In 1990, the testimony of Bishop Gelineau and Bishop Angell was made public in a sexual-abuse lawsuit involving the late Father William C. O’Connell, who had been pastor at St. Mary Church in Bristol. Father O’Connell was convicted in 1986 of sexually abusing a Narragansett boy. After serving a one-year sentence in work release, Father O’Connell moved to New Jersey, where in 1994 he was arrested and convicted of molesting boys. He died in prison.

In pretrial testimony, Bishop Gelineau acknowledged that he never confronted Father O’Connell about allegations of suspicious behavior with young boys that had been made by two assistant pastors at St. Mary. And Bishop Angell said he did not believe the allegations that Father O’Connell behaved suspiciously with young boys because for 28 years he had known Father O’Connell as a “good person.”

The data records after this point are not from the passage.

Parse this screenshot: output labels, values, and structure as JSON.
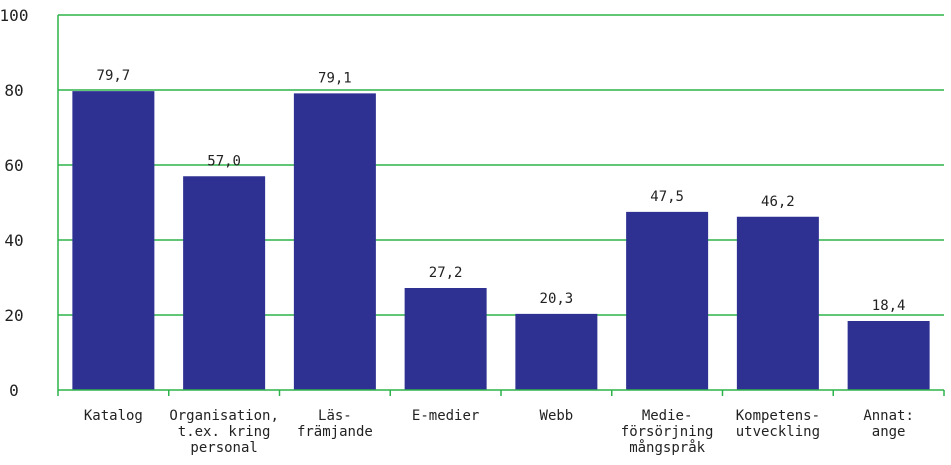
{
  "chart_data": {
    "type": "bar",
    "categories": [
      [
        "Katalog"
      ],
      [
        "Organisation,",
        "t.ex. kring",
        "personal"
      ],
      [
        "Läs-",
        "främjande"
      ],
      [
        "E-medier"
      ],
      [
        "Webb"
      ],
      [
        "Medie-",
        "försörjning",
        "mångspråk"
      ],
      [
        "Kompetens-",
        "utveckling"
      ],
      [
        "Annat:",
        "ange"
      ]
    ],
    "values": [
      79.7,
      57.0,
      79.1,
      27.2,
      20.3,
      47.5,
      46.2,
      18.4
    ],
    "value_labels": [
      "79,7",
      "57,0",
      "79,1",
      "27,2",
      "20,3",
      "47,5",
      "46,2",
      "18,4"
    ],
    "ylim": [
      0,
      100
    ],
    "yticks": [
      0,
      20,
      40,
      60,
      80,
      100
    ],
    "grid": true,
    "legend": "none",
    "colors": {
      "bar": "#2e3192",
      "grid": "#2eb34a",
      "axis": "#2eb34a",
      "text": "#222222"
    }
  }
}
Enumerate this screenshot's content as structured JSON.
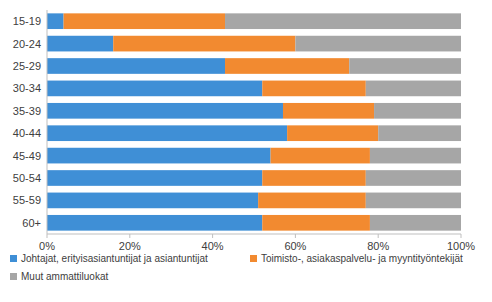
{
  "chart_data": {
    "type": "bar",
    "orientation": "horizontal",
    "stacked": true,
    "grid": false,
    "legend": "bottom",
    "categories": [
      "15-19",
      "20-24",
      "25-29",
      "30-34",
      "35-39",
      "40-44",
      "45-49",
      "50-54",
      "55-59",
      "60+"
    ],
    "series": [
      {
        "name": "Johtajat, erityisasiantuntijat ja asiantuntijat",
        "color": "#3f8fd6",
        "values": [
          4,
          16,
          43,
          52,
          57,
          58,
          54,
          52,
          51,
          52
        ]
      },
      {
        "name": "Toimisto-, asiakaspalvelu- ja myyntityöntekijät",
        "color": "#f28a30",
        "values": [
          39,
          44,
          30,
          25,
          22,
          22,
          24,
          25,
          26,
          26
        ]
      },
      {
        "name": "Muut ammattiluokat",
        "color": "#a6a6a6",
        "values": [
          57,
          40,
          27,
          23,
          21,
          20,
          22,
          23,
          23,
          22
        ]
      }
    ],
    "xlim": [
      0,
      100
    ],
    "xticks": [
      {
        "value": 0,
        "label": "0%"
      },
      {
        "value": 20,
        "label": "20%"
      },
      {
        "value": 40,
        "label": "40%"
      },
      {
        "value": 60,
        "label": "60%"
      },
      {
        "value": 80,
        "label": "80%"
      },
      {
        "value": 100,
        "label": "100%"
      }
    ]
  }
}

After the testimony became public, the diocese paid a $1-million settlement to the boy’s family.

Last month, the diocese refused to turn over more than 400 pages of requested personnel, medical and reassignment records for the Rev. James E. Silva, a convicted sex-abuser.

“To the extent that the defendants complain that the propounded interrogatories and requests for production are somehow too vague or unduly burdensome, these rejections are likewise rejected,” Krause said.

Lawyers for the victims have said that the diocese has not been cooperative in turning over necessary documents. Krause ordered the diocese to supply church documents “as requested” by plaintiffs’ lawyers.

Krause’s order is distinguished from an earlier decision by Superior Court Judge Richard J. Israel, who stepped down from the case last fall.

Krause said he deviated from the earlier ruling because circumstances have changed since Israel’s decision in January 2000. And he also pointed to a “commitment of transparency and openness” declared at the U.S. Conference of Catholic Bishops last month in Dallas.

The diocese also had claimed the evidence requested by the alleged victims was not relevant to the case.

Krause disagreed, saying “an integral part of a plaintiff’s burden of proof in these cases is to demonstrate a hierarchical defendant’s knowledge about an offending cleric.”

The victims’ request, Krause said, was “properly targeted” because it may “lead to admissible evidence as to whether an alleged supervisor, such as defendant Gelineau, knew that ensuing sexual misconduct by a priest, would, in all likelihood, occur.”

Krause ruled that admissible evidence may be direct or circumstantial, written or oral. He also ruled that in cases where a potential clergy-penitent privilege overlaps with secular functions, “the balance must tip in favor of disclosure, not secrecy.”